Rail safety has come under increased scrutiny from Congress and regulators following recent passenger train accidents, including the crash of a New York commuter train in Westchester County in February that killed six people, and several crude oil trains that have derailed and exploded. Earlier this month, the Transportation Department mandated upgraded brakes and sturdier tank cars for crude trains.

Two-Person Crews

Two-person crews on Amtrak trains may have prevented those accidents, according to the Brotherhood of Locomotive Engineers and Trainmen.

“The uncontrolled external environment in which trains are operated along with regulatory and operational demands of a safe transportation service demand a crew of at least two fully trained and qualified employees in the control cab of every train,” the union said in a May 19 statement.

Government mandates for technology to improve safety, including last month’s ruling for electronically controlled pneumatic brakes on crude trains and the 2008 law for positive train control, are costly and not effective, Fritz said.

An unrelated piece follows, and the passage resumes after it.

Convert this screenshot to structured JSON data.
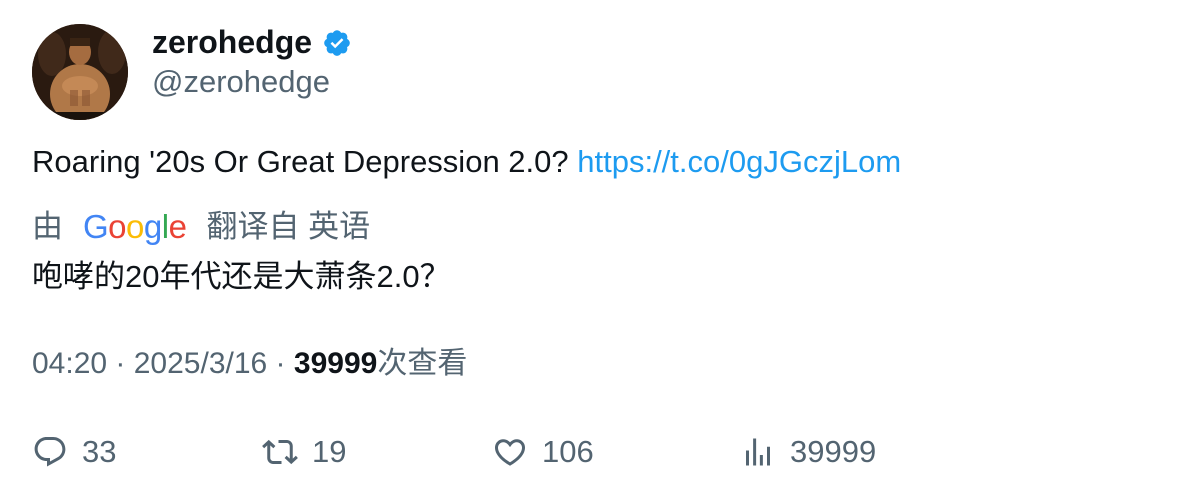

Union Pacific, based in Omaha, Nebraska, will end up spending $2.5 billion for positive train control, which is designed to stop or slow a train if it’s speeding or another train is in the way. The money could be better spent on building overpasses for roads that cross tracks, the 52-year-old CEO said.

$4 Billion Cost

The electronic brakes will cost the industry as much as $4 billion to install and only saves “fractions of a second” in stopping trains that can take a mile to halt, he said.

“It makes no sense from a risk reduction” standpoint, he said.

Railroads are looking at a possible legal challenge to the electronic brakes mandate or an agreement to roll back the ruling in an administrative procedure, Fritz said.

Still, Union Pacific is dedicated to reducing derailments, Fritz said, and the company is “going after the big causes aggressively.”

Union Pacific has installed cameras in the cabs of about 1,000 locomotives and is testing light radar to examine for underground water collection that weakens tracks. It’s also employing in rail in sections that are six times as long to reduce the number of welds, which are the weak point in track.

Reducing the number of crewmembers cuts costs and gives railroads more flexibility on deploying locomotives. Last year, rail companies struggled to hire and train enough crew members to meet demand for locomotives to help ease rail traffic congestion.

Technology in the future would allow for reducing crew sizes and even make possible driverless trains, Fritz said. That would help reduce human factors that are a “pretty significant cause” for train accidents, he said.

“If you look through the distant past — and we have a 153 years of history — technology has found a way to be a safer more reliable, more efficient enabler of getting work done,” Fritz said.